When his clients are traveling, Sitaras sends workout regimens to their mobile phones. Allard and his team, meanwhile, incorporate electronic devices into routines at the Core Performance Center. The company’s CPro system, which includes LCD interfaces mounted to weight machines, can process information about a client instantly and prescribe an appropriate workout. “You’re being trained by technology, but we don’t play up that part too much,” says Allard. “The technology is really just the delivery mechanism.” Or, as Cahill calls it, “an assistant coach.”
After you log into the CPro system, the screen prompts you to answer a series of questions about your energy level, soreness, and other factors that might affect your workout. The system then dictates your routine for the day and plays a video to demonstrate how you should perform each exercise. A Core specialist guides you through the hour-long session, which costs about $60. (The company does not charge dues.)

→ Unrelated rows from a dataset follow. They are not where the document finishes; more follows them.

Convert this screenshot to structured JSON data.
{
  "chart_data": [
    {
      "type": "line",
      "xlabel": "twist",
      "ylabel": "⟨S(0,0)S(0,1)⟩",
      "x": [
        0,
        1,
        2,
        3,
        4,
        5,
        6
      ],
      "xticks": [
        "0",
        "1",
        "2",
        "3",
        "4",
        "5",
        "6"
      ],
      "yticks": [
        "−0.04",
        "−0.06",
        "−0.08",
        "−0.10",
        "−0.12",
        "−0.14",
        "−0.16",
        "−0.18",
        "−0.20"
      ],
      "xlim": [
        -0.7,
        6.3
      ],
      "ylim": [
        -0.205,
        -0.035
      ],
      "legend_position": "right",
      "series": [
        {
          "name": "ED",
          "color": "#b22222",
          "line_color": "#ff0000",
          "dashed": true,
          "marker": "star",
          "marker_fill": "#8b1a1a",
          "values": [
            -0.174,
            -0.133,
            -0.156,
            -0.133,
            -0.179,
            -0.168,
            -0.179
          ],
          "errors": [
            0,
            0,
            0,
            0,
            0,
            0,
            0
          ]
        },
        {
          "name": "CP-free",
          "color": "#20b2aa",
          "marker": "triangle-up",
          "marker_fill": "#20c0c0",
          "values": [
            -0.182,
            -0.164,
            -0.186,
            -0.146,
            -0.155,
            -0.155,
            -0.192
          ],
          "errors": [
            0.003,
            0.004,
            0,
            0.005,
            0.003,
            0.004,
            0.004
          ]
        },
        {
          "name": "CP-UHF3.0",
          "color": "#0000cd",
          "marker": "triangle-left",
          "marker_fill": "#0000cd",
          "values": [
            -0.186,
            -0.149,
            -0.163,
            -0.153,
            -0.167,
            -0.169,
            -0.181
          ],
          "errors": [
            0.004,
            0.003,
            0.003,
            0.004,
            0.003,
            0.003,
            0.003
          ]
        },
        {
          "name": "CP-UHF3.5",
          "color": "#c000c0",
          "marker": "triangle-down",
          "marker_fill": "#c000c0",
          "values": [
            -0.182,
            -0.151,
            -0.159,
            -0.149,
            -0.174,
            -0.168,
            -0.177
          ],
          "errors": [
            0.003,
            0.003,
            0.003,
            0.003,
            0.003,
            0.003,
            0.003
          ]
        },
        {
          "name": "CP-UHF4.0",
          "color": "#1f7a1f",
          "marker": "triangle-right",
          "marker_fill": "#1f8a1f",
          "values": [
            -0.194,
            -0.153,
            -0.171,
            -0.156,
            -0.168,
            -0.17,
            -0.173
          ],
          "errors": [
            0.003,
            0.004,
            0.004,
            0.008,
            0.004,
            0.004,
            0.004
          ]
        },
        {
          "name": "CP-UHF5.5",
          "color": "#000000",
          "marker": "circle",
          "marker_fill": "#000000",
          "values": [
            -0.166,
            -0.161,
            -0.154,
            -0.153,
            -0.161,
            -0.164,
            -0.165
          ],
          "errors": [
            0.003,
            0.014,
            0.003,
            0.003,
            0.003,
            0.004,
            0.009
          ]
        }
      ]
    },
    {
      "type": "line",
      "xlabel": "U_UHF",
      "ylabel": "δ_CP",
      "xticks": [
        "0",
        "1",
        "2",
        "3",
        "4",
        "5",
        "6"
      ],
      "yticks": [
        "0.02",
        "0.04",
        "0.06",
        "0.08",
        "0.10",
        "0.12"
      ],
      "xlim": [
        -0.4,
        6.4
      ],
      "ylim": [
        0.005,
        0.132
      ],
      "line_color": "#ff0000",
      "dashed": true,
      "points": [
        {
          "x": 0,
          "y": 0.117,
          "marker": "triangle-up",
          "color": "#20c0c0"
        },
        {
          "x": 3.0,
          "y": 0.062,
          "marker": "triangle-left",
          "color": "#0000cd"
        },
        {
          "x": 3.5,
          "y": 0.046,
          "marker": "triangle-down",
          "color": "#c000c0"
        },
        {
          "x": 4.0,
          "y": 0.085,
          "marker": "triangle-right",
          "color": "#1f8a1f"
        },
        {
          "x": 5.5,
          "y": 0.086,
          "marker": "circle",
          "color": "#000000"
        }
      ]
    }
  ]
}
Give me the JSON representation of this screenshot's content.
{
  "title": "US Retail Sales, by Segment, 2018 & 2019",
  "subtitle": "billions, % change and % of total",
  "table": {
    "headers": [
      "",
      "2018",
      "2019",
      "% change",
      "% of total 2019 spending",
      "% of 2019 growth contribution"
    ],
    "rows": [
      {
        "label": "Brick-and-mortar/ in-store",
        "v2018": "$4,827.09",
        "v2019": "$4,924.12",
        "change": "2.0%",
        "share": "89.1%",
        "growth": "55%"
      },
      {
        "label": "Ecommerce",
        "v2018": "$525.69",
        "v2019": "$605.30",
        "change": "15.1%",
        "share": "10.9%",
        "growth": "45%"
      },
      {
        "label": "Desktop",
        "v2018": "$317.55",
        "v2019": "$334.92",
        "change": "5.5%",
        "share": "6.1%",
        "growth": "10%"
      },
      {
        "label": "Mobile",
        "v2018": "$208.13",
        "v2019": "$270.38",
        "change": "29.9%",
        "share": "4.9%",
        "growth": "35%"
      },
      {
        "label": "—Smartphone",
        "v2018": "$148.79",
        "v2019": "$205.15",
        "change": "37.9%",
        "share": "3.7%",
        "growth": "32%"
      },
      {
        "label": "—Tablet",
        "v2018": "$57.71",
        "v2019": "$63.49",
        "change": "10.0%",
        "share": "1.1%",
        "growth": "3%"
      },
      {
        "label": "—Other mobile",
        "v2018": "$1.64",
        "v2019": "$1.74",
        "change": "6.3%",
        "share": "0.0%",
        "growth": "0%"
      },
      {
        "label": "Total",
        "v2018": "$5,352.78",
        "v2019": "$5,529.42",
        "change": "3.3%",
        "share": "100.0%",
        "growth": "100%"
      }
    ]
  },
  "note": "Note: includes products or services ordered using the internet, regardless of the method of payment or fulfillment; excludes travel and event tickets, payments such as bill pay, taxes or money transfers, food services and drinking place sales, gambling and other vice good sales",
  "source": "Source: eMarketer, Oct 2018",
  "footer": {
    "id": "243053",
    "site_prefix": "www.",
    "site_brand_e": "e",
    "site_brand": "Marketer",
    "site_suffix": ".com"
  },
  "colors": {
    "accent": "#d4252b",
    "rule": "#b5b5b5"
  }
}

Cahill coached me through the treadmill portion of my workout, allowing me to push through a challenging interval. Before arriving at Core, I had taken a 10-minute online personality test designed to give trainers insight into how I like to be coached. Cahill studied my profile and determined that, as a competitive person, I would prefer to work through challenging situations without much assistance.
Allard, who is based in Boston—where Core Performance plans to open a fitness center this year—also displays a competitive streak when discussing his CPro training. “I used to be a guy who would run five miles in the morning, and never lifted that much,” he says. “At 48 years old, I’m in the best shape of my life. I played on a basketball team with my son and can beat my kids when we run road races.”